Where my nodding along slowed down was when Doctorow offered beneficial use-cases for AI. This is where I have a lot of pause in general. Can it be a useful tool in some cases? Yes, I think so. Many people tell me it is. But I keep wondering, can we keep this thing within the bounds we think we can? Or is it like the ring of power? It just seems to bleed into everything else. It talks back. It forms us. I’ll give two examples:
Doctorow argues that artists and musicians can use “AI to do the drudge work, while keeping the fun parts of making art for human artists.” This sounds great in theory. And I’m not denying that we already outsource to machines a certain degree of “drudge work” in art and creative activity (and in all sorts of other human activities and jobs). But what if part of our creativity is bound up in that “drudge work”? What amount of strain and struggle can we outsource before negatively impacting our creativity and capacities? What about how that drudge work forms us, gives us experiences of discipline, and develops our humility? L.M. Sacasas poses the question this way: at what point will humans cross “a threshold of artificiality” beyond which our “capacity to flourish as human beings is diminished”? I don’t know what the answer is, but I do know the question is essential for us to ask ourselves frequently in an age when everything seems frictionless.
I also found his support of AI therapy a bit naïve.
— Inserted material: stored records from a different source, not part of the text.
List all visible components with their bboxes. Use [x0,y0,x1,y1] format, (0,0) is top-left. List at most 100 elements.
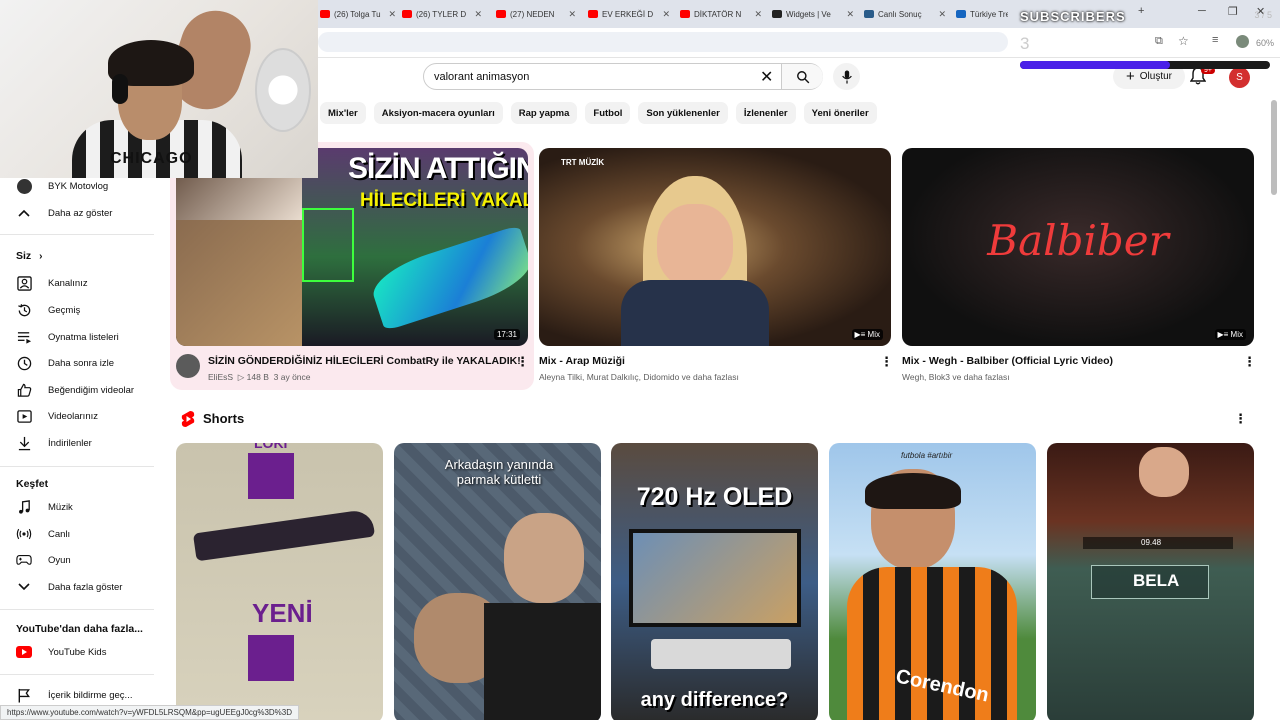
video-meta: EliEsS ▷ 148 B 3 ay önce [208,372,311,382]
thumbnail-headline: SİZİN ATTIĞINIZ [348,152,528,185]
streamer-face-image [1139,447,1189,497]
like-icon [16,382,32,398]
search-button[interactable] [781,64,823,89]
player-hair-image [865,473,961,509]
sidebar-item-your-videos[interactable]: Videolarınız [0,403,160,429]
close-tab-icon[interactable]: ✕ [656,9,670,20]
widget-progress-fill [1020,61,1170,69]
close-tab-icon[interactable]: ✕ [932,9,946,20]
clear-search-icon[interactable]: ✕ [760,67,773,87]
chip-mixes[interactable]: Mix'ler [320,102,366,124]
mix-icon: ▶≡ [854,330,868,339]
person-face-image [504,513,584,603]
address-field[interactable] [318,32,1008,52]
sidebar-item-show-more[interactable]: Daha fazla göster [0,574,160,600]
short-thumbnail[interactable]: Arkadaşın yanında parmak kütletti [394,443,601,720]
sidebar-you-heading[interactable]: Siz › [16,250,43,262]
more-actions-icon[interactable]: ⋮ [516,354,529,370]
more-actions-icon[interactable]: ⋮ [880,354,893,370]
video-duration: 17:31 [493,329,520,340]
short-thumbnail[interactable]: 720 Hz OLED any difference? [611,443,818,720]
channel-avatar-icon [16,178,32,194]
chip-recently-uploaded[interactable]: Son yüklenenler [638,102,728,124]
short-thumbnail[interactable]: LOKI YENİ [176,443,383,720]
sidebar-item-playlists[interactable]: Oynatma listeleri [0,324,160,350]
webcam-overlay: CHICAGO [0,0,318,178]
widget-goal: 3 / 5 [1254,10,1272,20]
shorts-heading: Shorts [203,411,245,426]
video-thumbnail[interactable]: TRT MÜZİK ▶≡ Mix [539,148,891,346]
browser-tab[interactable]: DİKTATÖR N ✕ [680,4,762,24]
voice-search-button[interactable] [833,63,860,90]
close-tab-icon[interactable]: ✕ [748,9,762,20]
sidebar-item-your-channel[interactable]: Kanalınız [0,270,160,296]
page-scrollbar[interactable] [1271,100,1277,195]
video-meta: Wegh, Blok3 ve daha fazlası [902,372,1010,382]
chip-new-to-you[interactable]: Yeni öneriler [803,102,877,124]
short-thumbnail[interactable]: futbola #artıbir Corendon [829,443,1036,720]
chevron-up-icon [16,205,32,221]
widget-percent: 60% [1255,38,1274,48]
browser-tab[interactable]: (26) TYLER D ✕ [402,4,482,24]
sidebar-item-live[interactable]: Canlı [0,521,160,547]
short-bottom-text: any difference? [640,689,789,711]
chip-watched[interactable]: İzlenenler [735,102,796,124]
browser-tab[interactable]: Canlı Sonuç ✕ [864,4,946,24]
sidebar-item-youtube-kids[interactable]: YouTube Kids [0,639,160,665]
your-videos-icon [16,408,32,424]
short-thumbnail[interactable]: 09.48 BELA [1047,443,1254,720]
youtube-favicon-icon [496,10,506,18]
gaming-icon [16,552,32,568]
shorts-more-icon[interactable]: ⋮ [1234,411,1247,427]
browser-tab[interactable]: EV ERKEĞİ D ✕ [588,4,670,24]
short-top-text: futbola #artıbir [901,451,953,460]
more-actions-icon[interactable]: ⋮ [1243,354,1256,370]
browser-tab[interactable]: (27) NEDEN ✕ [496,4,576,24]
sidebar-item-show-less[interactable]: Daha az göster [0,200,160,226]
channel-icon [16,275,32,291]
sidebar-item-downloads[interactable]: İndirilenler [0,430,160,456]
monitor-image [629,529,801,627]
search-box: ✕ [423,63,823,90]
site-favicon-icon [956,10,966,18]
subscribers-widget: SUBSCRIBERS 3 / 5 3 60% [1012,0,1280,76]
close-tab-icon[interactable]: ✕ [840,9,854,20]
chevron-down-icon [16,579,32,595]
mix-badge: ▶≡ Mix [1214,329,1246,340]
history-icon [16,302,32,318]
thumbnail-game-image [176,220,302,346]
close-tab-icon[interactable]: ✕ [468,9,482,20]
sidebar-item-gaming[interactable]: Oyun [0,547,160,573]
sidebar-item-watch-later[interactable]: Daha sonra izle [0,350,160,376]
mix-badge: ▶≡ Mix [851,329,883,340]
chip-action-adventure[interactable]: Aksiyon-macera oyunları [373,102,503,124]
chip-football[interactable]: Futbol [585,102,631,124]
thumbnail-jacket-image [621,280,769,346]
sidebar-item-liked-videos[interactable]: Beğendiğim videolar [0,377,160,403]
download-icon [16,435,32,451]
video-thumbnail[interactable]: Balbiber ▶≡ Mix [902,148,1254,346]
close-tab-icon[interactable]: ✕ [382,9,396,20]
close-tab-icon[interactable]: ✕ [562,9,576,20]
sidebar-item-music[interactable]: Müzik [0,494,160,520]
youtube-kids-icon [16,644,32,660]
search-input[interactable] [434,69,754,85]
live-icon [16,526,32,542]
thumbnail-target-box [302,208,354,282]
channel-avatar[interactable] [176,354,200,378]
sidebar-item-history[interactable]: Geçmiş [0,297,160,323]
person-shirt-image [484,603,601,720]
browser-tab[interactable]: (26) Tolga Tu ✕ [320,4,396,24]
widget-count: 3 [1020,34,1030,53]
short-mid-text: YENİ [252,598,313,628]
video-title[interactable]: SİZİN GÖNDERDİĞİNİZ HİLECİLERİ CombatRy … [208,355,521,367]
browser-tab[interactable]: Widgets | Ve ✕ [772,4,854,24]
shirt-text: CHICAGO [110,150,193,167]
browser-tab[interactable]: Türkiye Tre [956,4,1008,24]
purple-square-image [248,635,294,681]
video-title[interactable]: Mix - Arap Müziği [539,355,625,367]
youtube-favicon-icon [680,10,690,18]
chip-rap[interactable]: Rap yapma [510,102,578,124]
video-title[interactable]: Mix - Wegh - Balbiber (Official Lyric Vi… [902,355,1113,367]
thumbnail-face-image [657,204,733,288]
He even mentions ELIZA, the first chatbot therapy experiment, but uses it as support for how humans have found chatbot therapy helpful, rather than as the warning that its creator Joseph Weizenbaum came to see it as. I think this is one of the most concerning uses of chatbots, as it touches so centrally on our human desire for relationship, but does so in ways that can only simulate or mimic the real thing at the cost of missed opportunities to develop the real thing.
I did like some of his ideas to forge a new relationship to this technology. For instance, I was intrigued by his suggestion that the future of LLMs might be to have them run as stand-alone models on local computers. This eliminates most of the privacy and data concerns about current cloud-based LLMs and also minimizes the data center energy impact
I also can see the potential of his specific use-cases of LLMs and AI in advanced forms of database analysis, voice-to-text transcription, translation, and more (when done carefully and by those with enough prior knowledge, wisdom, and experience to know when something’s wrong). These are what he calls centaur uses, where we benefit from what the tool excels at. None of these suggested uses that I think show at least some promise have anything to do with human relationships or needs, and they certainly don’t require a flattering chatbot that pretends to be a human. And that is part of the overriding problem we face currently: the form in which so many of us are encountering AI is in this anthropomorphized way, which strikes at the very heart of human beings as language beings, relational beings, beings who want to be seen and heard, known and loved. And I’m not sure Doctorow has a robust enough anthropology to name this problem and so put AI in its proper place.